The main features of the new release are:

-New endpoints for the retrieval of attributes for genes, diseases, variants and publications;

-New endpoints to retrieve the summary and the evidences for the associations (GDAs and VDAs);

-Free text search support in the gene and disease entity endpoints, useful to recover database identifiers from free text expressions (e.g., to obtain the UMLS identifiers for the string “schizophrenia”);

-Protein class information added in the response of the GDA endpoints (summary and evidence).

We expect these changes ease the retrieval of the information from the database.

Interested to test it? Register for a free trial here.

For more information about DISGENET plus database, please visit https://disgenetplus.com/

Learn more about the current DISGENET plus database release

For licensing information, please contact us at info@disgenetplus.com

The package contains a set of functions to retrieve, visualize and expand DISGENET plus data. It allows to:

• Search by gene or multiple genes, using different identifiers
• Search one disease, or multiple diseases, using different identifiers
• Perform different operation with disease vocabularies
• Visualize the results of your queries using interactive networks, heatmaps, and other types of plots

For more information on the package functionalities and instructions on how to install and use it, please visit the disgenetplus2r documentation page.

The version 16.0 of disgenet plus contains 1,203,188 gene-disease associations, between 22148 genes and 31107 diseases, disorders, traits, and clinical or abnormal human phenotypes, and 408,152 variant-disease associations, between 203,964 variants and 13,877 diseases, traits, and phenotypes, and over 34,000,000 disease-disease associations. DISGENET plus contains information that comprises 842,987 scientific publications.

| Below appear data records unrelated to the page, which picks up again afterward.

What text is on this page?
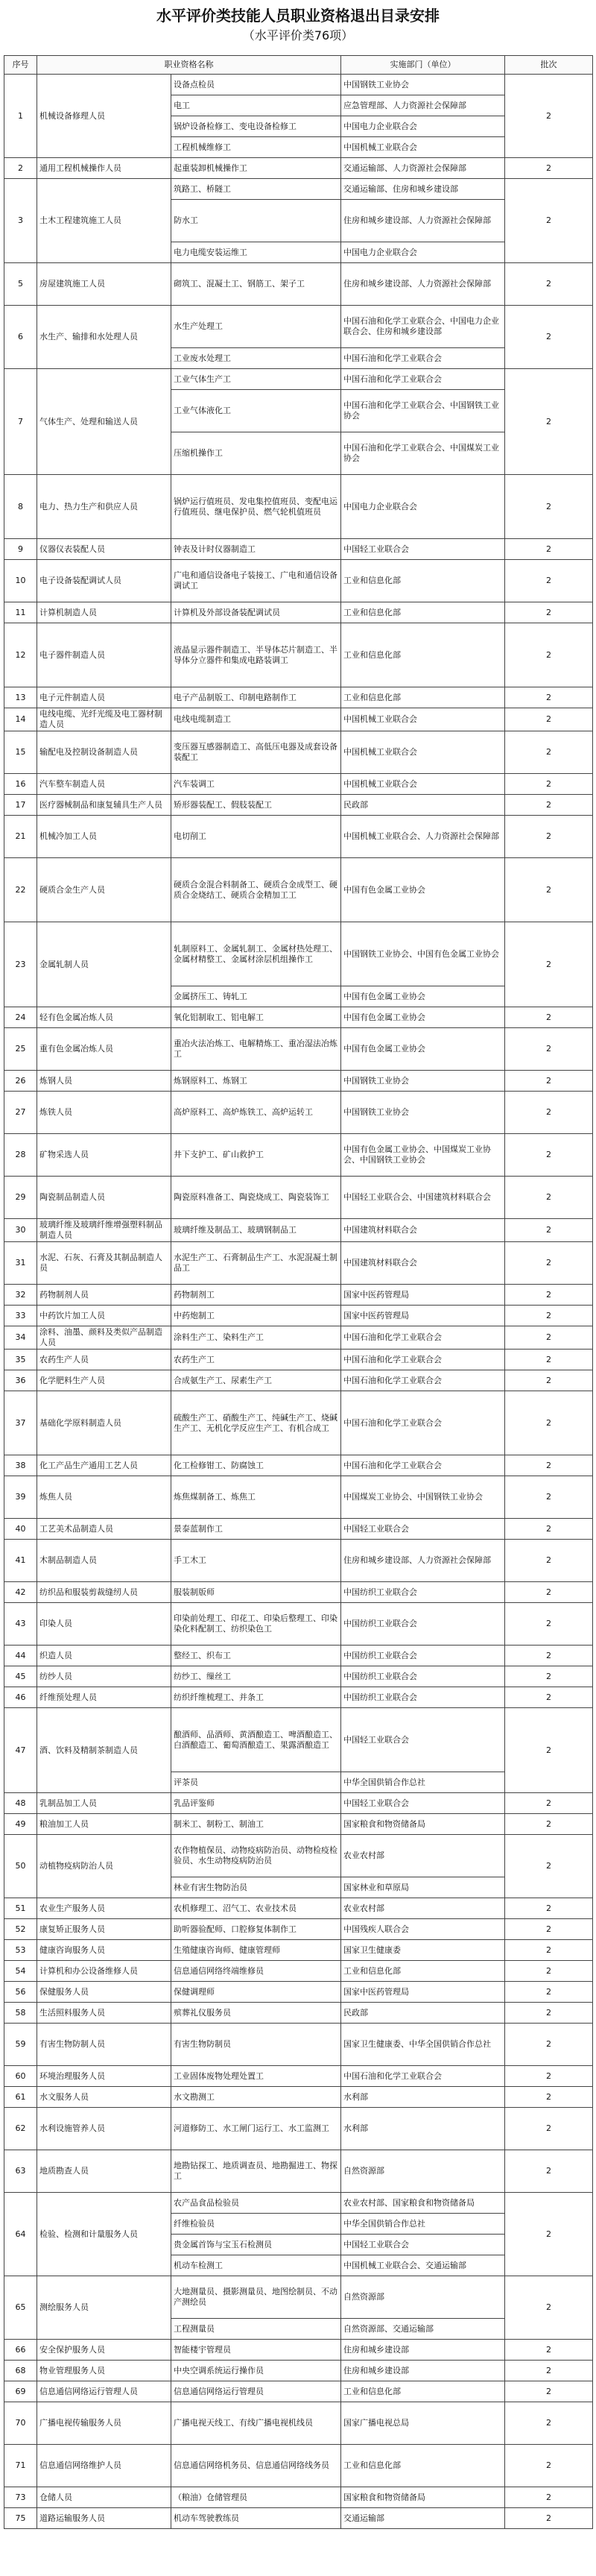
水平评价类技能人员职业资格退出目录安排
（水平评价类76项）
序号	职业资格名称		实施部门（单位）	批次
1	机械设备修理人员	设备点检员	中国钢铁工业协会	2
		电工	应急管理部、人力资源社会保障部	
		锅炉设备检修工、变电设备检修工	中国电力企业联合会	
		工程机械维修工	中国机械工业联合会	
2	通用工程机械操作人员	起重装卸机械操作工	交通运输部、人力资源社会保障部	2
3	土木工程建筑施工人员	筑路工、桥隧工	交通运输部、住房和城乡建设部	2
		防水工	住房和城乡建设部、人力资源社会保障部	
		电力电缆安装运维工	中国电力企业联合会	
5	房屋建筑施工人员	砌筑工、混凝土工、钢筋工、架子工	住房和城乡建设部、人力资源社会保障部	2
6	水生产、输排和水处理人员	水生产处理工	中国石油和化学工业联合会、中国电力企业联合会、住房和城乡建设部	2
		工业废水处理工	中国石油和化学工业联合会	
7	气体生产、处理和输送人员	工业气体生产工	中国石油和化学工业联合会	2
		工业气体液化工	中国石油和化学工业联合会、中国钢铁工业协会	
		压缩机操作工	中国石油和化学工业联合会、中国煤炭工业协会	
8	电力、热力生产和供应人员	锅炉运行值班员、发电集控值班员、变配电运行值班员、继电保护员、燃气轮机值班员	中国电力企业联合会	2
9	仪器仪表装配人员	钟表及计时仪器制造工	中国轻工业联合会	2
10	电子设备装配调试人员	广电和通信设备电子装接工、广电和通信设备调试工	工业和信息化部	2
11	计算机制造人员	计算机及外部设备装配调试员	工业和信息化部	2
12	电子器件制造人员	液晶显示器件制造工、半导体芯片制造工、半导体分立器件和集成电路装调工	工业和信息化部	2
13	电子元件制造人员	电子产品制版工、印制电路制作工	工业和信息化部	2
14	电线电缆、光纤光缆及电工器材制造人员	电线电缆制造工	中国机械工业联合会	2
15	输配电及控制设备制造人员	变压器互感器制造工、高低压电器及成套设备装配工	中国机械工业联合会	2
16	汽车整车制造人员	汽车装调工	中国机械工业联合会	2
17	医疗器械制品和康复辅具生产人员	矫形器装配工、假肢装配工	民政部	2
21	机械冷加工人员	电切削工	中国机械工业联合会、人力资源社会保障部	2
22	硬质合金生产人员	硬质合金混合料制备工、硬质合金成型工、硬质合金烧结工、硬质合金精加工工	中国有色金属工业协会	2
23	金属轧制人员	轧制原料工、金属轧制工、金属材热处理工、金属材精整工、金属材涂层机组操作工	中国钢铁工业协会、中国有色金属工业协会	2
		金属挤压工、铸轧工	中国有色金属工业协会	
24	轻有色金属冶炼人员	氧化铝制取工、铝电解工	中国有色金属工业协会	2
25	重有色金属冶炼人员	重冶火法冶炼工、电解精炼工、重冶湿法冶炼工	中国有色金属工业协会	2
26	炼钢人员	炼钢原料工、炼钢工	中国钢铁工业协会	2
27	炼铁人员	高炉原料工、高炉炼铁工、高炉运转工	中国钢铁工业协会	2
28	矿物采选人员	井下支护工、矿山救护工	中国有色金属工业协会、中国煤炭工业协会、中国钢铁工业协会	2
29	陶瓷制品制造人员	陶瓷原料准备工、陶瓷烧成工、陶瓷装饰工	中国轻工业联合会、中国建筑材料联合会	2
30	玻璃纤维及玻璃纤维增强塑料制品制造人员	玻璃纤维及制品工、玻璃钢制品工	中国建筑材料联合会	2
31	水泥、石灰、石膏及其制品制造人员	水泥生产工、石膏制品生产工、水泥混凝土制品工	中国建筑材料联合会	2
32	药物制剂人员	药物制剂工	国家中医药管理局	2
33	中药饮片加工人员	中药炮制工	国家中医药管理局	2
34	涂料、油墨、颜料及类似产品制造人员	涂料生产工、染料生产工	中国石油和化学工业联合会	2
35	农药生产人员	农药生产工	中国石油和化学工业联合会	2
36	化学肥料生产人员	合成氨生产工、尿素生产工	中国石油和化学工业联合会	2
37	基础化学原料制造人员	硫酸生产工、硝酸生产工、纯碱生产工、烧碱生产工、无机化学反应生产工、有机合成工	中国石油和化学工业联合会	2
38	化工产品生产通用工艺人员	化工检修钳工、防腐蚀工	中国石油和化学工业联合会	2
39	炼焦人员	炼焦煤制备工、炼焦工	中国煤炭工业协会、中国钢铁工业协会	2
40	工艺美术品制造人员	景泰蓝制作工	中国轻工业联合会	2
41	木制品制造人员	手工木工	住房和城乡建设部、人力资源社会保障部	2
42	纺织品和服装剪裁缝纫人员	服装制版师	中国纺织工业联合会	2
43	印染人员	印染前处理工、印花工、印染后整理工、印染染化料配制工、纺织染色工	中国纺织工业联合会	2
44	织造人员	整经工、织布工	中国纺织工业联合会	2
45	纺纱人员	纺纱工、缫丝工	中国纺织工业联合会	2
46	纤维预处理人员	纺织纤维梳理工、并条工	中国纺织工业联合会	2
47	酒、饮料及精制茶制造人员	酿酒师、品酒师、黄酒酿造工、啤酒酿造工、白酒酿造工、葡萄酒酿造工、果露酒酿造工	中国轻工业联合会	2
		评茶员	中华全国供销合作总社	
48	乳制品加工人员	乳品评鉴师	中国轻工业联合会	2
49	粮油加工人员	制米工、制粉工、制油工	国家粮食和物资储备局	2
50	动植物疫病防治人员	农作物植保员、动物疫病防治员、动物检疫检验员、水生动物疫病防治员	农业农村部	2
		林业有害生物防治员	国家林业和草原局	
51	农业生产服务人员	农机修理工、沼气工、农业技术员	农业农村部	2
52	康复矫正服务人员	助听器验配师、口腔修复体制作工	中国残疾人联合会	2
53	健康咨询服务人员	生殖健康咨询师、健康管理师	国家卫生健康委	2
54	计算机和办公设备维修人员	信息通信网络终端维修员	工业和信息化部	2
56	保健服务人员	保健调理师	国家中医药管理局	2
58	生活照料服务人员	殡葬礼仪服务员	民政部	2
59	有害生物防制人员	有害生物防制员	国家卫生健康委、中华全国供销合作总社	2
60	环境治理服务人员	工业固体废物处理处置工	中国石油和化学工业联合会	2
61	水文服务人员	水文勘测工	水利部	2
62	水利设施管养人员	河道修防工、水工闸门运行工、水工监测工	水利部	2
63	地质勘查人员	地勘钻探工、地质调查员、地勘掘进工、物探工	自然资源部	2
64	检验、检测和计量服务人员	农产品食品检验员	农业农村部、国家粮食和物资储备局	2
		纤维检验员	中华全国供销合作总社	
		贵金属首饰与宝玉石检测员	中国轻工业联合会	
		机动车检测工	中国机械工业联合会、交通运输部	
65	测绘服务人员	大地测量员、摄影测量员、地图绘制员、不动产测绘员	自然资源部	2
		工程测量员	自然资源部、交通运输部	
66	安全保护服务人员	智能楼宇管理员	住房和城乡建设部	2
68	物业管理服务人员	中央空调系统运行操作员	住房和城乡建设部	2
69	信息通信网络运行管理人员	信息通信网络运行管理员	工业和信息化部	2
70	广播电视传输服务人员	广播电视天线工、有线广播电视机线员	国家广播电视总局	2
71	信息通信网络维护人员	信息通信网络机务员、信息通信网络线务员	工业和信息化部	2
73	仓储人员	（粮油）仓储管理员	国家粮食和物资储备局	2
75	道路运输服务人员	机动车驾驶教练员	交通运输部	2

The version 15.0 of DISGENET plus contains 1,191,107 gene-disease associations, between 22,079 genes and 30,648 diseases, disorders, traits, and clinical or abnormal human phenotypes, 370,769 variant-disease associations, between 181,493 variants and 13,449 diseases, traits, and phenotypes, and over 34,000,000 disease-disease associations. DISGENET plus contains information that comprises 846,941 scientific publications.